A week after receiving the script, Fassbender texted Peppiatt to talk about the project and said that Bobby Sands was one of his favorite characters. “I think the opportunity for him to play a character in that same realm, but later in life, is sort of the continuation of the exploration he’s been having as an actor with the cause of republicanism,” says Peppiatt. “And beyond that he knew it would just be a good craic.” 

Michael Fassbender and Rich Peppiatt on set of ‘Kneecap’

Next steps

Twelve months after that Sundance premiere and on the eve of the Oscar nominations, Peppiatt is grateful that the film has resonated with audiences all across the globe. “In specificity, there exists great universality,” he says, citing some of his favorite films such as Amélie and Trainspotting as being good examples of films that are “very, very specific in a sense of place and time.” 

“I think Kneecap does that and tells a bigger story and it’s been really gratifying to travel around the world and have people from all over the world react to the film.” 

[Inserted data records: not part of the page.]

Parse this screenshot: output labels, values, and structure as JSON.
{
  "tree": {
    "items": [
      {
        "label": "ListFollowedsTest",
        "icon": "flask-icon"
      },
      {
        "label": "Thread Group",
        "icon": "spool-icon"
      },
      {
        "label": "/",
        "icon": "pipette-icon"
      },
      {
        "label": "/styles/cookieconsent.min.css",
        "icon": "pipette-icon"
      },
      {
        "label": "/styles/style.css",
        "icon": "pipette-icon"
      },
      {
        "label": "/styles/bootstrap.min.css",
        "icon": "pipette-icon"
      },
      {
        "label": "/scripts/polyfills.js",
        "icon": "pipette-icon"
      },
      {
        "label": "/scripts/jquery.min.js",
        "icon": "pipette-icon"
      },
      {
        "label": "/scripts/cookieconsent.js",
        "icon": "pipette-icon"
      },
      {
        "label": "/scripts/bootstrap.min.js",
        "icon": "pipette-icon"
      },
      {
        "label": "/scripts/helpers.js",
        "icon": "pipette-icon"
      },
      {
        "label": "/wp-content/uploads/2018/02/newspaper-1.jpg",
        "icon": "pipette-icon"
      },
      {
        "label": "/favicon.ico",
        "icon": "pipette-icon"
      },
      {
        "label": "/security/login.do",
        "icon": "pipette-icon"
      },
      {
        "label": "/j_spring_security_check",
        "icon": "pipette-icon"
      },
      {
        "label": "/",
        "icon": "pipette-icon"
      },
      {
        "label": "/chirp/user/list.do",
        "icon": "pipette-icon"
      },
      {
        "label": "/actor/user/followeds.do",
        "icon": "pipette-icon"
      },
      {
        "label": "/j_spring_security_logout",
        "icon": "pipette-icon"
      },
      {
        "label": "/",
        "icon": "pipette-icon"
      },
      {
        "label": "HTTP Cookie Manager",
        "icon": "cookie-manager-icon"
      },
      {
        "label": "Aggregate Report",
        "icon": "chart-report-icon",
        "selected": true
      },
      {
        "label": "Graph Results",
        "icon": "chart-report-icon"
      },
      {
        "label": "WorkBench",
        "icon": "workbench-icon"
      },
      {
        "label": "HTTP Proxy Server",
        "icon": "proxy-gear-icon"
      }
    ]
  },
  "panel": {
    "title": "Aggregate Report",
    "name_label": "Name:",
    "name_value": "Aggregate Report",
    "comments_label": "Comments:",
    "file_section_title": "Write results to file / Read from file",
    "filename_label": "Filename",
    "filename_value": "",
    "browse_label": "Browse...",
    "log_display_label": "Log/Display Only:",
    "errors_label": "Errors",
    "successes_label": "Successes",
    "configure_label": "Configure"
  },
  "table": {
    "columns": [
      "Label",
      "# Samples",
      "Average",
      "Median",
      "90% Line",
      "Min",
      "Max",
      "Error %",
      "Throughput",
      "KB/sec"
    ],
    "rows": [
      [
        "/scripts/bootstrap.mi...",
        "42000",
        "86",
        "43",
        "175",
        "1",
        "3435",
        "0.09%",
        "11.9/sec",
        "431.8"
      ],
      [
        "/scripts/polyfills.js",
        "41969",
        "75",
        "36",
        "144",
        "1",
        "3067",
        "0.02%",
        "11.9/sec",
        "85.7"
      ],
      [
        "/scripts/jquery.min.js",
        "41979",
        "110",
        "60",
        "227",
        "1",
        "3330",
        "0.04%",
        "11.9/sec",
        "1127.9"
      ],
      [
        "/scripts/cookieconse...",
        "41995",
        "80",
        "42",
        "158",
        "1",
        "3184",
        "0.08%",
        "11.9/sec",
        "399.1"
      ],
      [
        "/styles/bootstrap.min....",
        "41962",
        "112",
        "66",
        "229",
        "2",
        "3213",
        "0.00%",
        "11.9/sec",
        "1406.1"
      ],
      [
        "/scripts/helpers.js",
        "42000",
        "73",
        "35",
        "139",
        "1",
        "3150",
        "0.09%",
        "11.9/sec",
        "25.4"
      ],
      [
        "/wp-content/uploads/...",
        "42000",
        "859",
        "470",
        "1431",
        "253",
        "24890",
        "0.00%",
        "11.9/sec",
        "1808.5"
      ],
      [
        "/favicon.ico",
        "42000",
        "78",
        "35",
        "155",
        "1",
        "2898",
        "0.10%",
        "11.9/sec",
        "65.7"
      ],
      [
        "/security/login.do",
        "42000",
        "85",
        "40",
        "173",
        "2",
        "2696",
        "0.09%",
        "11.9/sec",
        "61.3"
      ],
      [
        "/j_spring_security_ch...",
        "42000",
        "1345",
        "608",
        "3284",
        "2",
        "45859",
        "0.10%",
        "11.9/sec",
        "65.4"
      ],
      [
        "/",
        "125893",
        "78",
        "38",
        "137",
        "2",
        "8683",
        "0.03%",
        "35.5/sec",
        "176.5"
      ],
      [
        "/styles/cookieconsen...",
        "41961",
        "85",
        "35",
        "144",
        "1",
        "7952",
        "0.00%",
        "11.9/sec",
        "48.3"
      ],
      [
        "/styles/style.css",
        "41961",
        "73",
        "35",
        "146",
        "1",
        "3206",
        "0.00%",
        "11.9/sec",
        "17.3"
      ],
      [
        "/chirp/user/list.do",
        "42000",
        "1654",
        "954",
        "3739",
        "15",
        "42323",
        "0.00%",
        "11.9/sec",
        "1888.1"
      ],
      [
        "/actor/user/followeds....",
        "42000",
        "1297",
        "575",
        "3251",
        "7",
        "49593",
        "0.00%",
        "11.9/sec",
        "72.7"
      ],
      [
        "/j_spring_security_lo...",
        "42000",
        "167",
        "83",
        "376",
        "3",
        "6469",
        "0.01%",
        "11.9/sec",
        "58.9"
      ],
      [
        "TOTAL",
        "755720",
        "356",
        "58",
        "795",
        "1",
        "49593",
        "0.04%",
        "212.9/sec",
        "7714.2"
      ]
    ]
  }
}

The writer-director has formalized his relationship with producer Birney, with the duo forming new production outfit Coup d’Etat. They have already optioned Elaine Farrell and Leanne McCormick’s Bad Bridget, which tells the story of women who left Ireland for North America between 1838 and 1918 during the Irish famine. Peppiatt is currently adapting the script and will also direct the project. He’s also in talks to do a project in the U.S. with a U.S company but set in the Caribbean. 

“I do think that I don’t deserve any of this and I really pinch myself sometimes,” he says. “But I don’t take any of it too seriously. My happy place is being at home with my wife and kids, away from all of that. I want to keep working in Ireland. This is my home.”